Lawford eyed him vacantly for a moment, and, following rather his own curious thoughts than seeking any light on this somewhat vague explanation, again broke the silence. “It’s odd, I suppose, but this house affects me much in the same way as Widderstone doe
s. I’m not particularly fanciful—at least, I used not to be. But sitting here I seem, I hope it isn’t a very frantic remark, it seems as though, if only my ears would let me, I should hear—well, voices. It’s just what you said about the silence. I suppose it’s the age of the place; it IS very old?”
“Pretty old, I suppose; it’s worm-eaten and rat-eaten and tindery enough in all conscience; and the damp doesn’t exactly foster it. It’s a queer old shanty. There are two or three accounts of it in some old local stuff I have. And of course there’s a ghost.”

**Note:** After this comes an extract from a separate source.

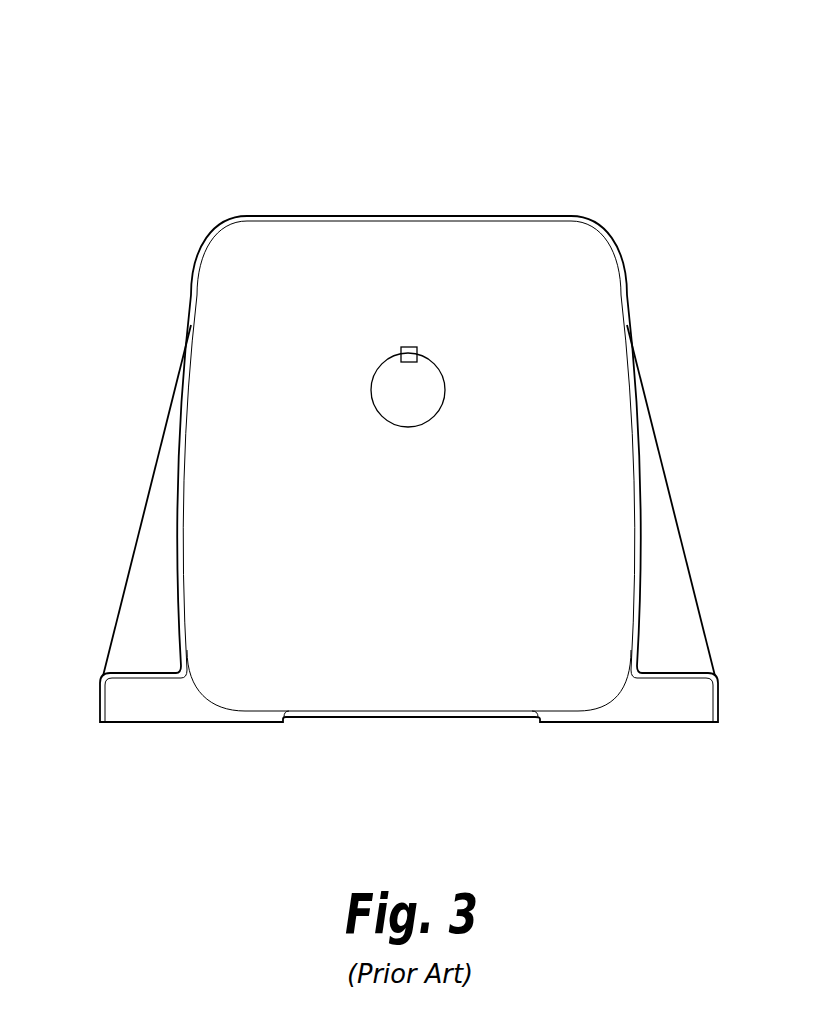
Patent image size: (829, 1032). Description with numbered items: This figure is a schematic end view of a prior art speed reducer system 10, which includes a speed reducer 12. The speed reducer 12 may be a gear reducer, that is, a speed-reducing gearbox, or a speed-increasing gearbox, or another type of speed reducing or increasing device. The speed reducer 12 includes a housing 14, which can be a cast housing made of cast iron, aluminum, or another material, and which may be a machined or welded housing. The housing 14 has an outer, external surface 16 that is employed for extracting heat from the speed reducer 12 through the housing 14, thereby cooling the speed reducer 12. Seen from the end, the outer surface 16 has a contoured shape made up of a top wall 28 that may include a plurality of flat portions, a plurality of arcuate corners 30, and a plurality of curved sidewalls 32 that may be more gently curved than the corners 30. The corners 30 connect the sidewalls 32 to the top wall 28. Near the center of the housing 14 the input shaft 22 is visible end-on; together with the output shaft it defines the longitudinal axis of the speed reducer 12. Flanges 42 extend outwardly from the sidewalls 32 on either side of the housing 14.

“A ghost?” echoed Lawford, looking up.
CHAPTER TWELVE
What’s in a name?” laughed Herbert. “But it really is a queer show-up of human oddity. A fellow comes in here, searching; that’s all.” His back was turned, as he stood staring absently out, sipping his tea between his sentences. “He comes in—oh, it’s a positive fact, for I’ve seen him myself, just sitting back in my chair here, you know, watching him as one would a tramp in one’s orchard.” He cast a candid glance over his shoulder. “First he looks round, like a prying servant. Then he comes cautiously on—a kind of grizzled, fawn-coloured face, middle-size, with big hands; and then just like some quiet, groping, nocturnal creature, he begins his precious search—shelves, drawers that are not here, cupboards gone years ago, questing and nosing no end, and quite methodically too, until he reaches the window. Then he stops, looks back, narrows his foxy lids, listens—quite perceptibly, you know, a kind of gingerish blur; then he seems to open this corner bookcase here, as if it were a door and goes out along what I suppose might at some time have been an outside gallery or balcony, unless, as I rather fancy, the house extended once beyond these windows. Anyhow, out he goes quite deliberately, treading the air as lightly as Botticelli’s angels, until, however far you lean out of the window, you can’t follow him any further. And then—and this is the bit that takes one’s fancy—when you have contentedly noddled down again to whatever you may have been doing when the wretch appeared, or are sitting in a cold sweat, with bolting eyes awaiting developments, just according to your school of thought, or of nerves, the creature comes back—comes back; and with what looks uncommonly like a lighted candle in his hand. That really is a thrill, I assure you.”